The role of Billi was a challenging one to take on for Awkwafina, whose onscreen reputation has been built so far on playing zany, offbeat characters. Billi, by contrast, is a brooder who never felt quite at home in the US but has absorbed its values. The Farewell requires her to scowl a lot, disapproving of the deception in which even Nai Nai’s doctors are complicit. How will her grandmother know that it’s time to say her farewells, to set her affairs in order?
As it turns out, Billi is the one who needs to learn to appreciate the wisdom behind the family’s rallying to make Nai Nai’s presumed last months on Earth as happy as possible. Most of this learning curve occurs during one-on-one interactions between grandmother (veteran Chinese actress Zhao Shuzhen) and her favorite granddaughter, which also serve to familiarize Western audiences with some nuances of life in post-Cultural Revolution China. There’s a scene in which Nai Nai is chivvying the surly Billi to engage with more enthusiasm in a daily exercise routine, which reminded me of a sequence involving tai chi practice in another indie movie shot in China, in 1986: Peter Wang’s A Great Wall. The humor here is similarly wry and gentle.

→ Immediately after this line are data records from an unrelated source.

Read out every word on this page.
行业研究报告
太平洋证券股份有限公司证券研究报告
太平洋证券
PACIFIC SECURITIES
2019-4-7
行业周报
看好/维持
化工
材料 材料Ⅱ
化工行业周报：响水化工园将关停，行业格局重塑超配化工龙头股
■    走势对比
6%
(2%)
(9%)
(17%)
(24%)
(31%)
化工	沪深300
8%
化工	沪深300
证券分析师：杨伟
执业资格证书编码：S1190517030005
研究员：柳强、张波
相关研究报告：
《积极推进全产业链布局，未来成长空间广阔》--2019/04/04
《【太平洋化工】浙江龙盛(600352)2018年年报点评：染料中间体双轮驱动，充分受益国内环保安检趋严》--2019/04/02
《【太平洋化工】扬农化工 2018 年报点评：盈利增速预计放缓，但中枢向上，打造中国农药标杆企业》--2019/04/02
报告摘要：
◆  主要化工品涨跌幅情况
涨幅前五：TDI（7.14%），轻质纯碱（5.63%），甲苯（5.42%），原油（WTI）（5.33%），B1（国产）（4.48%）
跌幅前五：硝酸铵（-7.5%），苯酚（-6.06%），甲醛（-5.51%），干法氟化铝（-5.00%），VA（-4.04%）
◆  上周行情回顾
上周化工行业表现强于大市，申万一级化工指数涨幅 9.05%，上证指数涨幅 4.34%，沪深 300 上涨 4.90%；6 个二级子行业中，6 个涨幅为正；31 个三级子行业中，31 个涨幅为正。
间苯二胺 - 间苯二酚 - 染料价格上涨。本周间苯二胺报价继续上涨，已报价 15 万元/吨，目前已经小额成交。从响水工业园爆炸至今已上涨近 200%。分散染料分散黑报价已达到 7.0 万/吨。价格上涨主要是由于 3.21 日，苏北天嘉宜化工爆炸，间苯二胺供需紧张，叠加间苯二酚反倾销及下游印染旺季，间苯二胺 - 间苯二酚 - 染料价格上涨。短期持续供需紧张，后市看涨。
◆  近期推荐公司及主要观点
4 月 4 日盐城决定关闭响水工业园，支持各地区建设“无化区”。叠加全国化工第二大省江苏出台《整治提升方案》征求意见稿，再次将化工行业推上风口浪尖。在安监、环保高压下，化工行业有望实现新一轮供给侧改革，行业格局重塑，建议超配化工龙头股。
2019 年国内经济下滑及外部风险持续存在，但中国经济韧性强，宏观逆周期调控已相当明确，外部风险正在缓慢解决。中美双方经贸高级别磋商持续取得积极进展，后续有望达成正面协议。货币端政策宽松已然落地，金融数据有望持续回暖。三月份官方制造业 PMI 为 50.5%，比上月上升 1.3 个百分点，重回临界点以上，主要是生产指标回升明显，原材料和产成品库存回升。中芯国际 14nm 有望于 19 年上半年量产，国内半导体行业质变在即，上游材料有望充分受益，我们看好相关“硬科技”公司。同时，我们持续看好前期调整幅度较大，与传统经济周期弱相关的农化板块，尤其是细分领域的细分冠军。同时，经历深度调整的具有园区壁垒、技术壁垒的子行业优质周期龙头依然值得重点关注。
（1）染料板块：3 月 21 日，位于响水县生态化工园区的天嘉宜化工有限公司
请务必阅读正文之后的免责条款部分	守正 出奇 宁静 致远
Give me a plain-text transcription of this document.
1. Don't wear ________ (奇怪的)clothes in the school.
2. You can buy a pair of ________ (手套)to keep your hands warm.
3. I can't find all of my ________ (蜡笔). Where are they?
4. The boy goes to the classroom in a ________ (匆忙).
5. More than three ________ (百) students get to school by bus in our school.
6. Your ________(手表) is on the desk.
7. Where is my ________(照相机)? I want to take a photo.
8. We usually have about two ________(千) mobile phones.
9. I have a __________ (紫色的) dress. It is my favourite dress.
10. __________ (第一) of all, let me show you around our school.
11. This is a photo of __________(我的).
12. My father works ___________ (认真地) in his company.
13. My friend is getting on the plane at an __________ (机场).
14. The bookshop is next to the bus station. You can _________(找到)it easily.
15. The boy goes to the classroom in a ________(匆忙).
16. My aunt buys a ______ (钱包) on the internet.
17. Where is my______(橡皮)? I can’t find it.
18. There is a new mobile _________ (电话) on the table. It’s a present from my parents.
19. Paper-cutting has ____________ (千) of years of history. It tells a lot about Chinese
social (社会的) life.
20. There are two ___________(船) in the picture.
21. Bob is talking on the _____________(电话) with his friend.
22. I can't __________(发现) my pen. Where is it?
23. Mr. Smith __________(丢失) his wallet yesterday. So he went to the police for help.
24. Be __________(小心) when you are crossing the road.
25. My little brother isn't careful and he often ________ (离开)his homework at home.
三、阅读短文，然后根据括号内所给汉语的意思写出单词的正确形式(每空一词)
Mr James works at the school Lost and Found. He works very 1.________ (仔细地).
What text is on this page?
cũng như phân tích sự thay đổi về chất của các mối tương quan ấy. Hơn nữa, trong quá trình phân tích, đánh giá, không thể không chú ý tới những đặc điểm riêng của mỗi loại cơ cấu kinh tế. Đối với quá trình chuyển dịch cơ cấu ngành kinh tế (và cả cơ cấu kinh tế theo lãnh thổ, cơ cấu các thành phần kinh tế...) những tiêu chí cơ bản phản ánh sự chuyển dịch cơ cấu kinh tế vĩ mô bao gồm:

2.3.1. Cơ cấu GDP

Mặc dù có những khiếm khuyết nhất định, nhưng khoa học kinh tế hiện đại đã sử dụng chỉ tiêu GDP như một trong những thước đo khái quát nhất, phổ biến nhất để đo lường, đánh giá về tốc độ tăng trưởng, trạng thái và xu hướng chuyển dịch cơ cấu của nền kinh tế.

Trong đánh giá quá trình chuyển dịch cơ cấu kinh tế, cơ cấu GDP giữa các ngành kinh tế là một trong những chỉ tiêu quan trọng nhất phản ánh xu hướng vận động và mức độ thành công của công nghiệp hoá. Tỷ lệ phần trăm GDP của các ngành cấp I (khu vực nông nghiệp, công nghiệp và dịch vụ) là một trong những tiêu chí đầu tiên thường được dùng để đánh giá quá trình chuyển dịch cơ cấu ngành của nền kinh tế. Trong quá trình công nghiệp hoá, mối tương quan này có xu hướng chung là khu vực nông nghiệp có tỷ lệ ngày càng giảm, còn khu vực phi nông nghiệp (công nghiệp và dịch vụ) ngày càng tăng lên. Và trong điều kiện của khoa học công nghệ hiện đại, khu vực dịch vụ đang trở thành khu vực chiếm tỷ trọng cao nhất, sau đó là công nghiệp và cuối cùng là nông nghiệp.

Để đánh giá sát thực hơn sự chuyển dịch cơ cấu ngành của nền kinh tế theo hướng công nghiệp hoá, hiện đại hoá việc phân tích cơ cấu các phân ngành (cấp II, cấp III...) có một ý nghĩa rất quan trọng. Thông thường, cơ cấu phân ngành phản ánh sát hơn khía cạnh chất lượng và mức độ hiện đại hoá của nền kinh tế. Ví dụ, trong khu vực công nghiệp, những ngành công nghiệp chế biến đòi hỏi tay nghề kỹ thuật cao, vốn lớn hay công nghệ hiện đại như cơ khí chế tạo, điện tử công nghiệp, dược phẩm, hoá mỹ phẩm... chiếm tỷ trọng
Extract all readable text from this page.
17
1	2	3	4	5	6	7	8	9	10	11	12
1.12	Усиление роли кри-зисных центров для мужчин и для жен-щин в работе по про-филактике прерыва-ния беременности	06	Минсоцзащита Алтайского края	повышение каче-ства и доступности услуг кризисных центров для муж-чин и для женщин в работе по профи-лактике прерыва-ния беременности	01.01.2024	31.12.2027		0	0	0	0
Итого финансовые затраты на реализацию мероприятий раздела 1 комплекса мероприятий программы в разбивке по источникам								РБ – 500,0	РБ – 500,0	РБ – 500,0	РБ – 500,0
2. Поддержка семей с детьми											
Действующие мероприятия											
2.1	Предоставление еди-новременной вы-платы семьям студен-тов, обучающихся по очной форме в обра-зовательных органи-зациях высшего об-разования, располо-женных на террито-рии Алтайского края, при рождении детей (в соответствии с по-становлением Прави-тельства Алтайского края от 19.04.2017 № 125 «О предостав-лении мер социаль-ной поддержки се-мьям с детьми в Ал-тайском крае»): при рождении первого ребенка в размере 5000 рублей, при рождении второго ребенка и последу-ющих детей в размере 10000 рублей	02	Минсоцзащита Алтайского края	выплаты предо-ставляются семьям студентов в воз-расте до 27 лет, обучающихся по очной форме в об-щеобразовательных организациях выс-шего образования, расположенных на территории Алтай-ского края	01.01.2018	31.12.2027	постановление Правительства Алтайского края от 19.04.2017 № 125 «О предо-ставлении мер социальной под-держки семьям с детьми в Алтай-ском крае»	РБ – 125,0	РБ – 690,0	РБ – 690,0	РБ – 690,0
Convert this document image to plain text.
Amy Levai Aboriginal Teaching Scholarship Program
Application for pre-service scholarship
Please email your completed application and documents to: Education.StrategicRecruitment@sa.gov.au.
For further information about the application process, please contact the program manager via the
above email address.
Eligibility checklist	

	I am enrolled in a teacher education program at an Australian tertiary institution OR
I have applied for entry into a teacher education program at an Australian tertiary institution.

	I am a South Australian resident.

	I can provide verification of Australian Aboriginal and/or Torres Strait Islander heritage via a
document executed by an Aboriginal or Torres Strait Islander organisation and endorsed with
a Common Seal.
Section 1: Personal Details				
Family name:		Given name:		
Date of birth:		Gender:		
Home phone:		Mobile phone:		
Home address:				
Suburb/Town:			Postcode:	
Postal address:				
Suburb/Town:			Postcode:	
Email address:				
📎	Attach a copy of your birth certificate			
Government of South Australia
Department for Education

The subject of how best to cope socially with death and other unpleasant realities in Chinese culture is broached several times in The Farewell’s narrative, obliquely enough that Nai Nai can cheerfully avoid thinking that it applies to her in the foreseeable future. The extended family gathers at the tomb of Billi’s grandfather, covering it with food offerings, burning paper effigies of things he might like in the afterlife and invoking his blessings on the young couple about to be wed. Before leaving the cemetery they cross paths with another clan who have hired professional mourners to weep as loudly as possible, as a way to honor the more recently deceased. And at the wedding reception, which affords any attendee a chance to get up and deliver the equivalent of a best man’s toast at an American wedding, freely flowing alcoholic beverages lubricate outbursts of long-repressed emotion from several characters. It’s all theater of a sort, giving Billi much to think about.
A Farewell was mostly shot in Changchun, with a predominantly Chinese cast, and most of the dialogue is in Mandarin. So much of the story is told in facial expressions and body language that you won’t mind, even if you don’t much like reading subtitles. The acting is wonderful across the board, and Awkwafina and Zhao are extraordinary together. You’ll come out wishing you had a sensible, upbeat Chinese grandmother like that. Best of all, this is a story that seems utterly plausible even if you don’t know the culture intimately. That makes its emotional depth all the more poignant. I feel pretty confident in terming this the not-to-be-missed small-budget indie sleeper film for the summer of 2019.